Classification
Classification decisions involve categorizing a particular entity as a constituent of a given class by looking at any number of that entity’s features. Classifications can be built off of a prioritization step by setting a threshold (e.g., anyone with a GPA above X is classified as being on the honor roll), or through more sophisticated computing procedures involving machine learning or clustering.
Google’s Content ID is a good example of an algorithm that makes consequential classification decisions that feed into filtering decisions12. Content ID is an algorithm that automatically scans all videos uploaded to YouTube, identifying and classifying them according to whether or not they have a bit of copyrighted music playing during the video. If the algorithm classifies your video as an infringer it can automatically remove (i.e., filter) that video from the site, or it can initiate a dialogue with the content owner of that music to see if they want to enforce a copyright. Forget the idea of fair use, or a lawyer considering some nuanced and context-sensitive definition of infringement, the algorithm makes a cut-and-dry classification decision for you.

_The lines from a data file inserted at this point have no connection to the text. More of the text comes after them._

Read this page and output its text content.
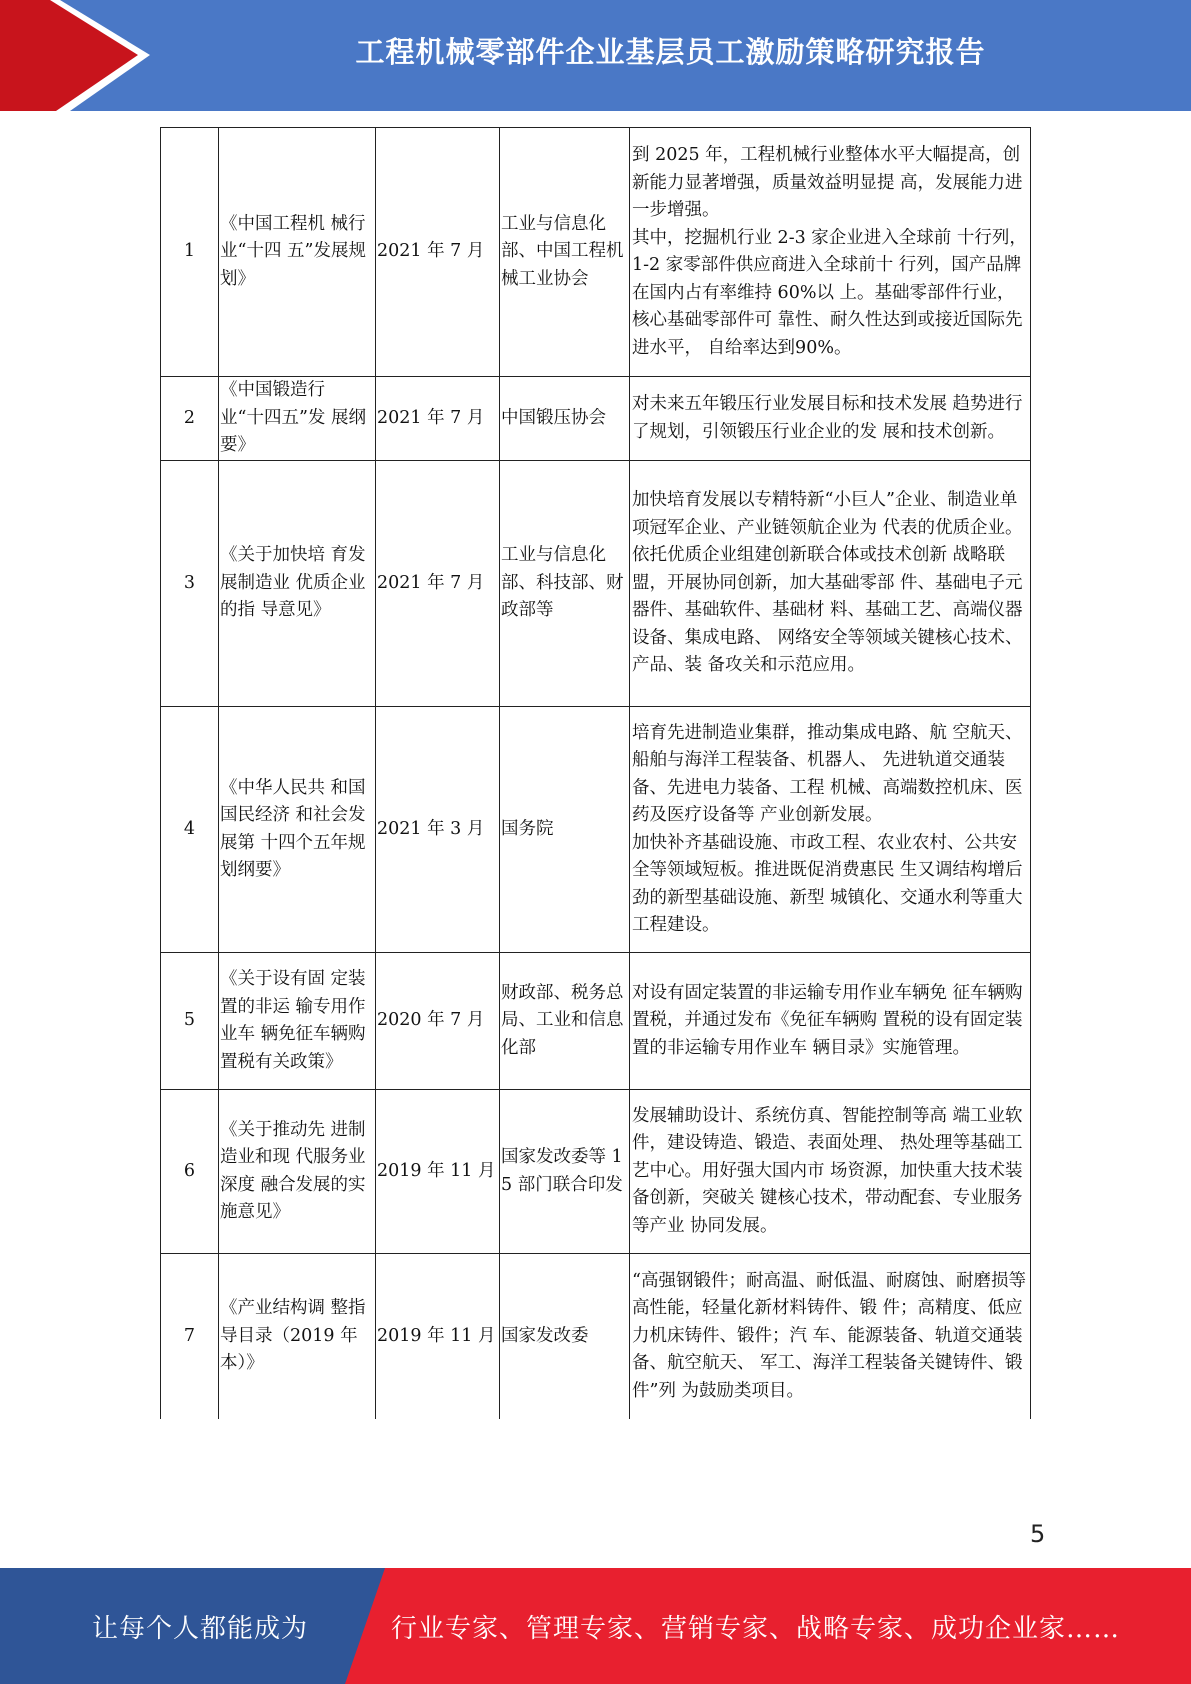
工程机械零部件企业基层员工激励策略研究报告
1	《中国工程机 械行业“十四 五”发展规划》	2021 年 7 月	工业与信息化部、中国工程机械工业协会	到 2025 年，工程机械行业整体水平大幅提高，创新能力显著增强，质量效益明显提 高，发展能力进一步增强。
其中，挖掘机行业 2-3 家企业进入全球前 十行列，1-2 家零部件供应商进入全球前十 行列，国产品牌在国内占有率维持 60%以 上。基础零部件行业，核心基础零部件可 靠性、耐久性达到或接近国际先进水平， 自给率达到90%。

2	《中国锻造行 业“十四五”发 展纲要》	2021 年 7 月	中国锻压协会	对未来五年锻压行业发展目标和技术发展 趋势进行了规划，引领锻压行业企业的发 展和技术创新。

3	《关于加快培 育发展制造业 优质企业的指 导意见》	2021 年 7 月	工业与信息化部、科技部、财政部等	加快培育发展以专精特新“小巨人”企业、制造业单项冠军企业、产业链领航企业为 代表的优质企业。
依托优质企业组建创新联合体或技术创新 战略联盟，开展协同创新，加大基础零部 件、基础电子元器件、基础软件、基础材 料、基础工艺、高端仪器设备、集成电路、 网络安全等领域关键核心技术、产品、装 备攻关和示范应用。

4	《中华人民共 和国国民经济 和社会发展第 十四个五年规 划纲要》	2021 年 3 月	国务院	培育先进制造业集群，推动集成电路、航 空航天、船舶与海洋工程装备、机器人、 先进轨道交通装备、先进电力装备、工程 机械、高端数控机床、医药及医疗设备等 产业创新发展。
加快补齐基础设施、市政工程、农业农村、公共安全等领域短板。推进既促消费惠民 生又调结构增后劲的新型基础设施、新型 城镇化、交通水利等重大工程建设。

5	《关于设有固 定装置的非运 输专用作业车 辆免征车辆购 置税有关政策》	2020 年 7 月	财政部、税务总局、工业和信息化部	对设有固定装置的非运输专用作业车辆免 征车辆购置税，并通过发布《免征车辆购 置税的设有固定装置的非运输专用作业车 辆目录》实施管理。

6	《关于推动先 进制造业和现 代服务业深度 融合发展的实 施意见》	2019 年 11 月	国家发改委等 15 部门联合印发	发展辅助设计、系统仿真、智能控制等高 端工业软件，建设铸造、锻造、表面处理、 热处理等基础工艺中心。用好强大国内市 场资源，加快重大技术装备创新，突破关 键核心技术，带动配套、专业服务等产业 协同发展。

7	《产业结构调 整指导目录（2019 年本）》	2019 年 11 月	国家发改委	“高强钢锻件；耐高温、耐低温、耐腐蚀、耐磨损等高性能，轻量化新材料铸件、锻 件；高精度、低应力机床铸件、锻件；汽 车、能源装备、轨道交通装备、航空航天、 军工、海洋工程装备关键铸件、锻件”列 为鼓励类项目。
5
让每个人都能成为	行业专家、管理专家、营销专家、战略专家、成功企业家……
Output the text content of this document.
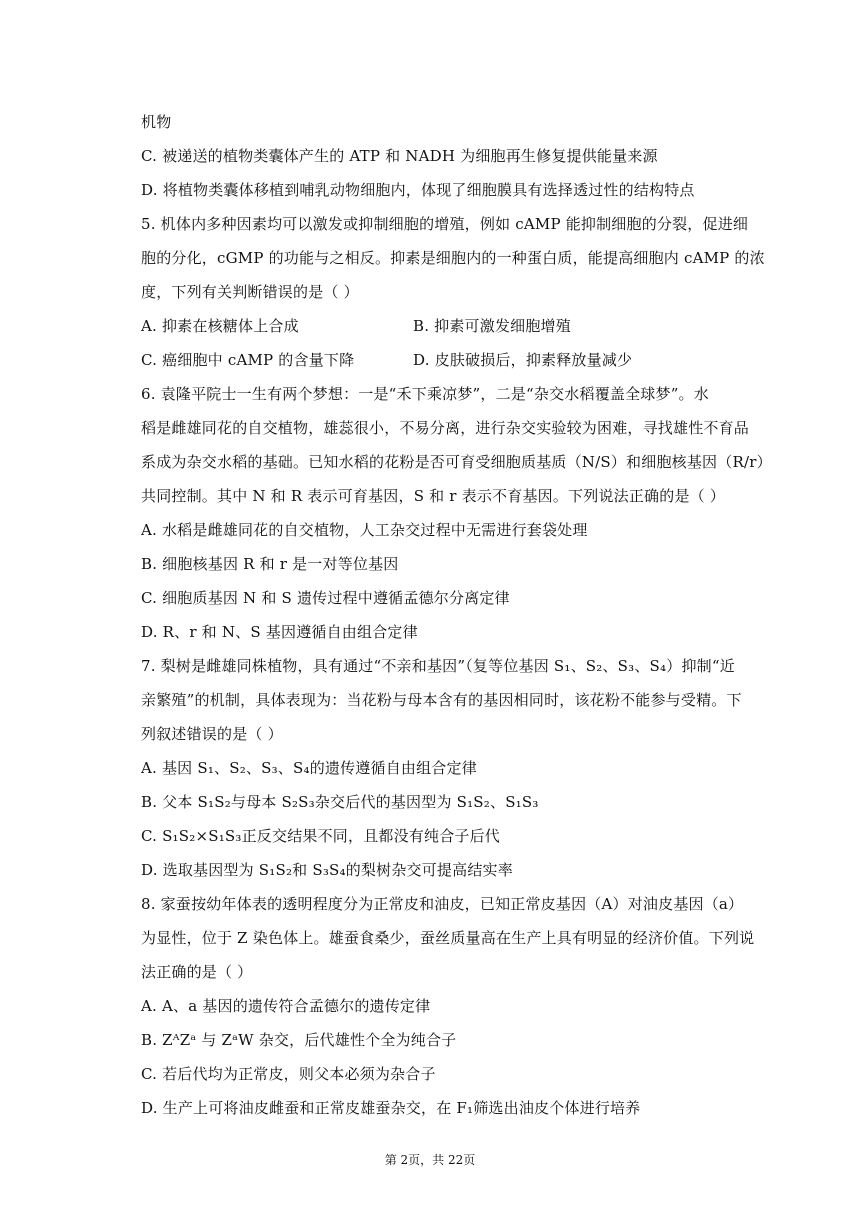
机物
C. 被递送的植物类囊体产生的 ATP 和 NADH 为细胞再生修复提供能量来源
D. 将植物类囊体移植到哺乳动物细胞内，体现了细胞膜具有选择透过性的结构特点
5. 机体内多种因素均可以激发或抑制细胞的增殖，例如 cAMP 能抑制细胞的分裂，促进细
胞的分化，cGMP 的功能与之相反。抑素是细胞内的一种蛋白质，能提高细胞内 cAMP 的浓
度，下列有关判断错误的是（ ）
A. 抑素在核糖体上合成	B. 抑素可激发细胞增殖
C. 癌细胞中 cAMP 的含量下降	D. 皮肤破损后，抑素释放量减少
6. 袁隆平院士一生有两个梦想：一是“禾下乘凉梦”，二是“杂交水稻覆盖全球梦”。水
稻是雌雄同花的自交植物，雄蕊很小，不易分离，进行杂交实验较为困难，寻找雄性不育品
系成为杂交水稻的基础。已知水稻的花粉是否可育受细胞质基质（N/S）和细胞核基因（R/r）
共同控制。其中 N 和 R 表示可育基因，S 和 r 表示不育基因。下列说法正确的是（ ）
A. 水稻是雌雄同花的自交植物，人工杂交过程中无需进行套袋处理
B. 细胞核基因 R 和 r 是一对等位基因
C. 细胞质基因 N 和 S 遗传过程中遵循孟德尔分离定律
D. R、r 和 N、S 基因遵循自由组合定律
7. 梨树是雌雄同株植物，具有通过“不亲和基因”（复等位基因 S₁、S₂、S₃、S₄）抑制“近
亲繁殖”的机制，具体表现为：当花粉与母本含有的基因相同时，该花粉不能参与受精。下
列叙述错误的是（ ）
A. 基因 S₁、S₂、S₃、S₄的遗传遵循自由组合定律
B. 父本 S₁S₂与母本 S₂S₃杂交后代的基因型为 S₁S₂、S₁S₃
C. S₁S₂×S₁S₃正反交结果不同，且都没有纯合子后代
D. 选取基因型为 S₁S₂和 S₃S₄的梨树杂交可提高结实率
8. 家蚕按幼年体表的透明程度分为正常皮和油皮，已知正常皮基因（A）对油皮基因（a）
为显性，位于 Z 染色体上。雄蚕食桑少，蚕丝质量高在生产上具有明显的经济价值。下列说
法正确的是（ ）
A. A、a 基因的遗传符合孟德尔的遗传定律
B. ZᴬZᵃ 与 ZᵃW 杂交，后代雄性个全为纯合子
C. 若后代均为正常皮，则父本必须为杂合子
D. 生产上可将油皮雌蚕和正常皮雄蚕杂交，在 F₁筛选出油皮个体进行培养
第 2页，共 22页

Classification algorithms can have biases and make mistakes though; there can be uncertainty in the algorithm’s decision to classify one way or another13. Depending on how the classification algorithm is implemented there may be different sources of error. For example, in a supervised machine-learning algorithm, training data is used to teach the algorithm how to place a dividing line to separate classes. Falling on either side of that dividing line determines to which class an entity belongs. That training data is often gathered from people who manually inspect thousands of examples and tag each instance according to its category. The algorithm learns how to classify based on the definitions and criteria humans used to produce the training data, potentially introducing human bias into the classifier.
In general, there are two kinds of mistakes a classification algorithm can make—often referred to as false positives and false negatives. Suppose Google is trying to classify a video into one of two categories: “infringing” or “fair use.” A false positive is a video classified as “infringing” when it is actually “fair use.” A false negative, on the other hand, is a video classified as “fair use” when it is in fact “infringing.” Classification algorithms can be tuned to make fewer of either of those mistakes. However, as false positives are tuned down, false negatives will often increase, and vice versa. Tuned all the way toward false positives, the algorithm will mark a lot of fair use videos as infringing; tuned the other way it will miss a lot of infringing videos altogether. You get the sense that tuning one way or the other can privilege different stakeholders in a decision, implying an essential value judgment by the designer of such an algorithm14. The consequences or risks may vary for different stakeholders depending on the choice of how to balance false positive and false negative errors. To understand the power of classification algorithms we need to ask: Are there errors that may be acceptable to the algorithm creator, but do a disservice to the public? And if so, why was the algorithm tuned that way?